Risk Factors And Injury Mechanisms
Surgical Techniques:
Direct traction, thermal injury from electrocautery, inadvertent ligation of the nerve with vessels, and aggressive dissection near the superior thyroid pole are common mechanisms of injury.
Patient Factors:
Large goiters, retrosternal extension of the thyroid, previous neck surgery (revision thyroidectomy), and inflammatory conditions can increase the risk of injury due to distorted anatomy.
Surgeon Factors:
Lack of familiarity with detailed anatomy, insufficient experience, and suboptimal surgical technique contribute significantly to EBSLN injury rates.
Identification And Preservation Techniques
Intraoperative Nerve Monitoring:
Continuous or intermittent intraoperative nerve monitoring (IONM) using electromyography (EMG) can aid in identifying the EBSLN and assessing its integrity, although its role is debated compared to meticulous visual identification.
Visual Identification:
Systematic dissection, careful retraction of the thyroid lobe, and identification of the EBSLN from its origin or as it approaches the cricothyroid muscle are paramount
Often found traveling with the superior thyroid artery or just lateral to it.
Ligature Strategy:
Ligating the superior thyroid artery and veins at a distance from the thyroid capsule, or ligating them individually after identifying and preserving the EBSLN, is a safer approach
The "skeletonization" technique involves dissecting the nerve away from the vessels.
No Touch Policy:
Minimizing manipulation of the nerve, avoiding direct cautery, and using gentle dissection techniques are essential for preventing injury.
Clinical Manifestations Of Injury
Voice Changes:
Dysphonia (hoarseness), decreased vocal loudness, inability to sustain high notes, vocal fatigue, and difficulty with prolonged speech are common complaints
The affected individual may feel their voice is breathy or weak.
Swallowing Difficulties:
While less common than RLN injury, significant EBSLN injury can sometimes contribute to mild dysphagia, particularly with swallowing liquids, due to altered laryngeal sensation or minor cricothyroid dysfunction.
Diagnostic Evaluation:
Laryngoscopy and stroboscopy can assess vocal cord tension and mobility
Acoustic analysis of voice and subjective voice handicap indices (e.g., VHI-10) are valuable for quantification and follow-up.
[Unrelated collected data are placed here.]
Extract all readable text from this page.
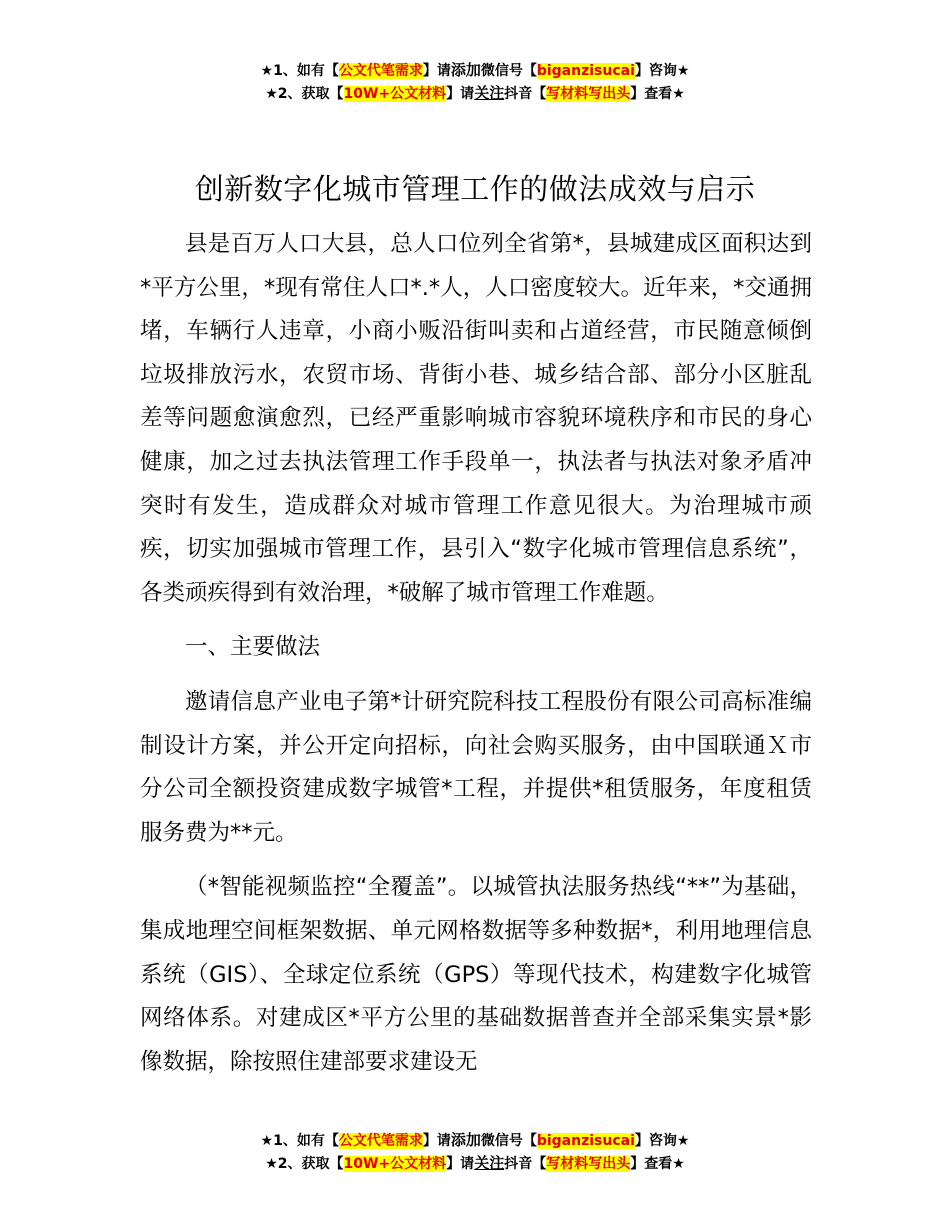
★1、如有【公文代笔需求】请添加微信号【biganzisucai】咨询★
★2、获取【10W+公文材料】请关注抖音【写材料写出头】查看★
创新数字化城市管理工作的做法成效与启示

县是百万人口大县，总人口位列全省第*，县城建成区面积达到*平方公里，*现有常住人口*.*人，人口密度较大。近年来，*交通拥堵，车辆行人违章，小商小贩沿街叫卖和占道经营，市民随意倾倒垃圾排放污水，农贸市场、背街小巷、城乡结合部、部分小区脏乱差等问题愈演愈烈，已经严重影响城市容貌环境秩序和市民的身心健康，加之过去执法管理工作手段单一，执法者与执法对象矛盾冲突时有发生，造成群众对城市管理工作意见很大。为治理城市顽疾，切实加强城市管理工作，县引入“数字化城市管理信息系统”，各类顽疾得到有效治理，*破解了城市管理工作难题。

一、主要做法

邀请信息产业电子第*计研究院科技工程股份有限公司高标准编制设计方案，并公开定向招标，向社会购买服务，由中国联通Ｘ市分公司全额投资建成数字城管*工程，并提供*租赁服务，年度租赁服务费为**元。

（*智能视频监控“全覆盖”。以城管执法服务热线“**”为基础，集成地理空间框架数据、单元网格数据等多种数据*，利用地理信息系统（GIS）、全球定位系统（GPS）等现代技术，构建数字化城管网络体系。对建成区*平方公里的基础数据普查并全部采集实景*影像数据，除按照住建部要求建设无

★1、如有【公文代笔需求】请添加微信号【biganzisucai】咨询★
★2、获取【10W+公文材料】请关注抖音【写材料写出头】查看★
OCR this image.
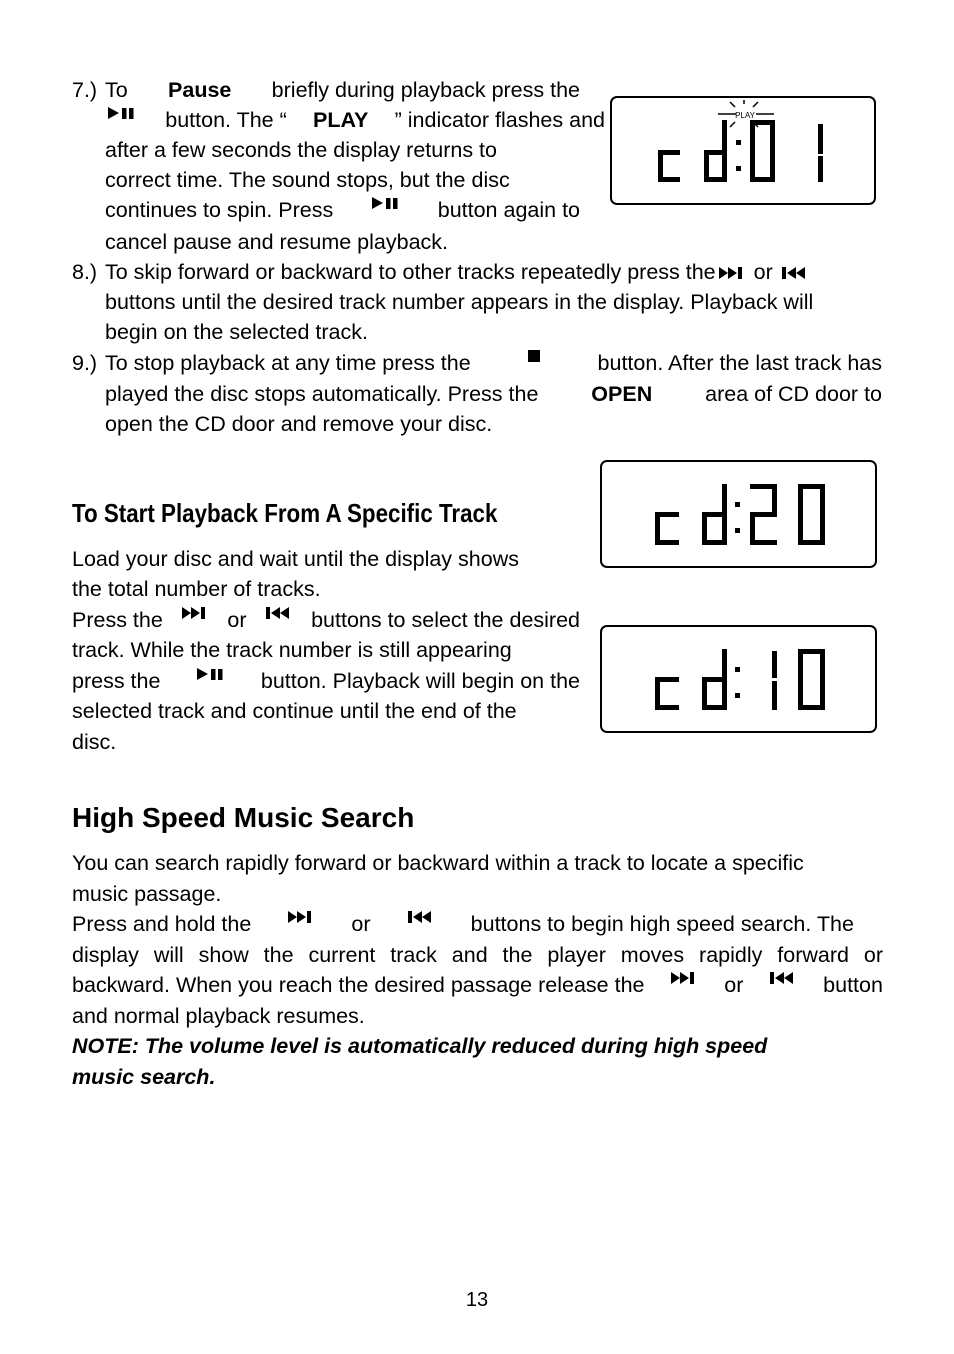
7.) To Pause briefly during playback press the
button. The “ PLAY ” indicator flashes and
after a few seconds the display returns to
correct time. The sound stops, but the disc
continues to spin. Press	button again to
cancel pause and resume playback.
8.) To skip forward or backward to other tracks repeatedly press the or
buttons until the desired track number appears in the display. Playback will
begin on the selected track.
9.) To stop playback at any time press the	button. After the last track has
played the disc stops automatically. Press the OPEN area of CD door to
open the CD door and remove your disc.
PLAY
To Start Playback From A Specific Track
Load your disc and wait until the display shows
the total number of tracks.
Press the	or	buttons to select the desired
track. While the track number is still appearing
press the	button. Playback will begin on the
selected track and continue until the end of the
disc.
High Speed Music Search
You can search rapidly forward or backward within a track to locate a specific
music passage.
Press and hold the	or	buttons to begin high speed search. The
display will show the current track and the player moves rapidly forward or
backward. When you reach the desired passage release the	or	button
and normal playback resumes.
NOTE: The volume level is automatically reduced during high speed
music search.
13
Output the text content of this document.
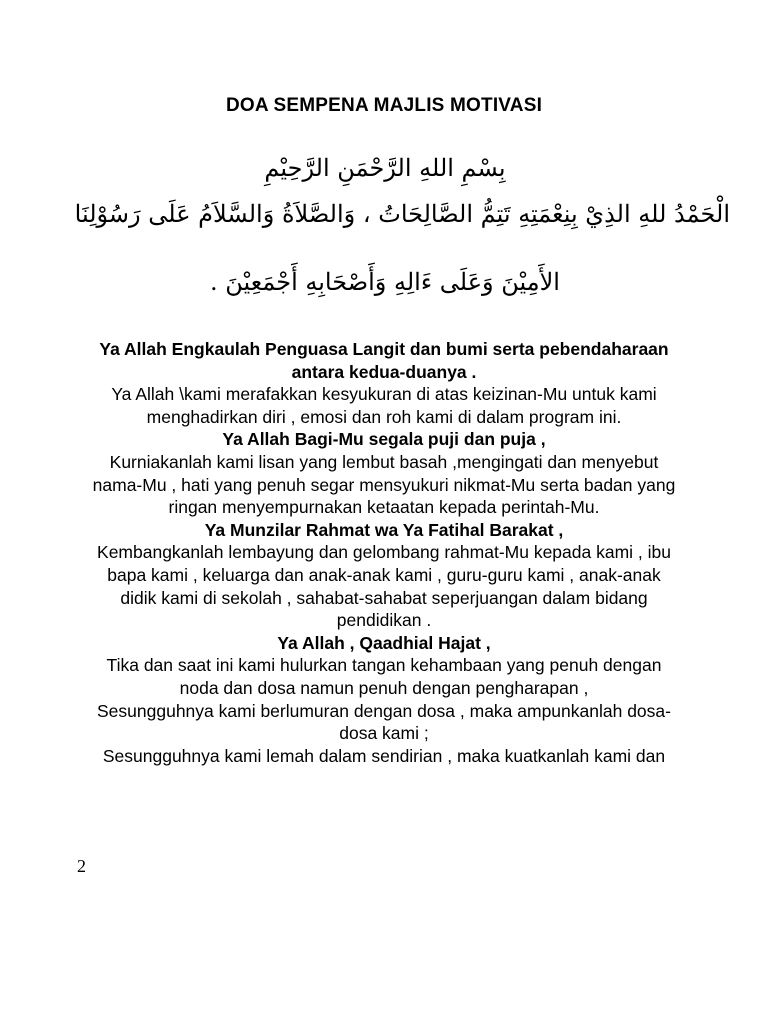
DOA SEMPENA MAJLIS MOTIVASI
بِسْمِ اللهِ الرَّحْمَنِ الرَّحِيْمِ
الْحَمْدُ للهِ الذِيْ بِنِعْمَتِهِ تَتِمُّ الصَّالِحَاتُ ، وَالصَّلاَةُ وَالسَّلاَمُ عَلَى رَسُوْلِنَا
الأَمِيْنَ وَعَلَى ءَالِهِ وَأَصْحَابِهِ أَجْمَعِيْنَ .

Ya Allah Engkaulah Penguasa Langit dan bumi serta pebendaharaan
antara kedua-duanya .

Ya Allah \kami merafakkan kesyukuran di atas keizinan-Mu untuk kami
menghadirkan diri , emosi dan roh kami di dalam program ini.

Ya Allah Bagi-Mu segala puji dan puja ,

Kurniakanlah kami lisan yang lembut basah ,mengingati dan menyebut
nama-Mu , hati yang penuh segar mensyukuri nikmat-Mu serta badan yang
ringan menyempurnakan ketaatan kepada perintah-Mu.

Ya Munzilar Rahmat wa Ya Fatihal Barakat ,

Kembangkanlah lembayung dan gelombang rahmat-Mu kepada kami , ibu
bapa kami , keluarga dan anak-anak kami , guru-guru kami , anak-anak
didik kami di sekolah , sahabat-sahabat seperjuangan dalam bidang
pendidikan .

Ya Allah , Qaadhial Hajat ,

Tika dan saat ini kami hulurkan tangan kehambaan yang penuh dengan
noda dan dosa namun penuh dengan pengharapan ,
Sesungguhnya kami berlumuran dengan dosa , maka ampunkanlah dosa-
dosa kami ;
Sesungguhnya kami lemah dalam sendirian , maka kuatkanlah kami dan

2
Management Of Ebsln Injury
Conservative Management:
For mild injuries with temporary symptoms, voice rest, speech therapy focusing on vocal cord strengthening and compensatory strategies, and symptomatic relief are often sufficient
Most temporary injuries resolve within weeks to months.
Surgical Reconstruction:
For persistent and functionally significant EBSLN injury, surgical options like nerve grafting or end-to-end neurorrhaphy are rarely performed due to technical challenges and limited evidence of efficacy
More commonly, functional voice restoration is addressed through other means if needed.
Prevention As Primary Treatment:
The most effective management is meticulous intraoperative prevention, emphasizing anatomical knowledge and careful surgical technique to avoid injury in the first place.
Key Points
Exam Focus:
The EBSLN innervates the cricothyroid muscle, crucial for vocal pitch
It is at risk during thyroidectomy, especially near the superior thyroid pole
Visual identification and careful dissection are key to preservation.
Clinical Pearls:
Always trace the superior thyroid artery pedicle to identify the EBSLN
Consider ligation of the superior thyroid vessels away from the nerve
The "no-touch" technique and judicious use of electrocautery are paramount.
Common Mistakes:
Mistaking the EBSLN for a small vessel, aggressive dissection close to the superior pole, excessive electrocautery use, and failing to identify anatomical variations can lead to injury
Over-reliance on IONM without visual confirmation is also a pitfall.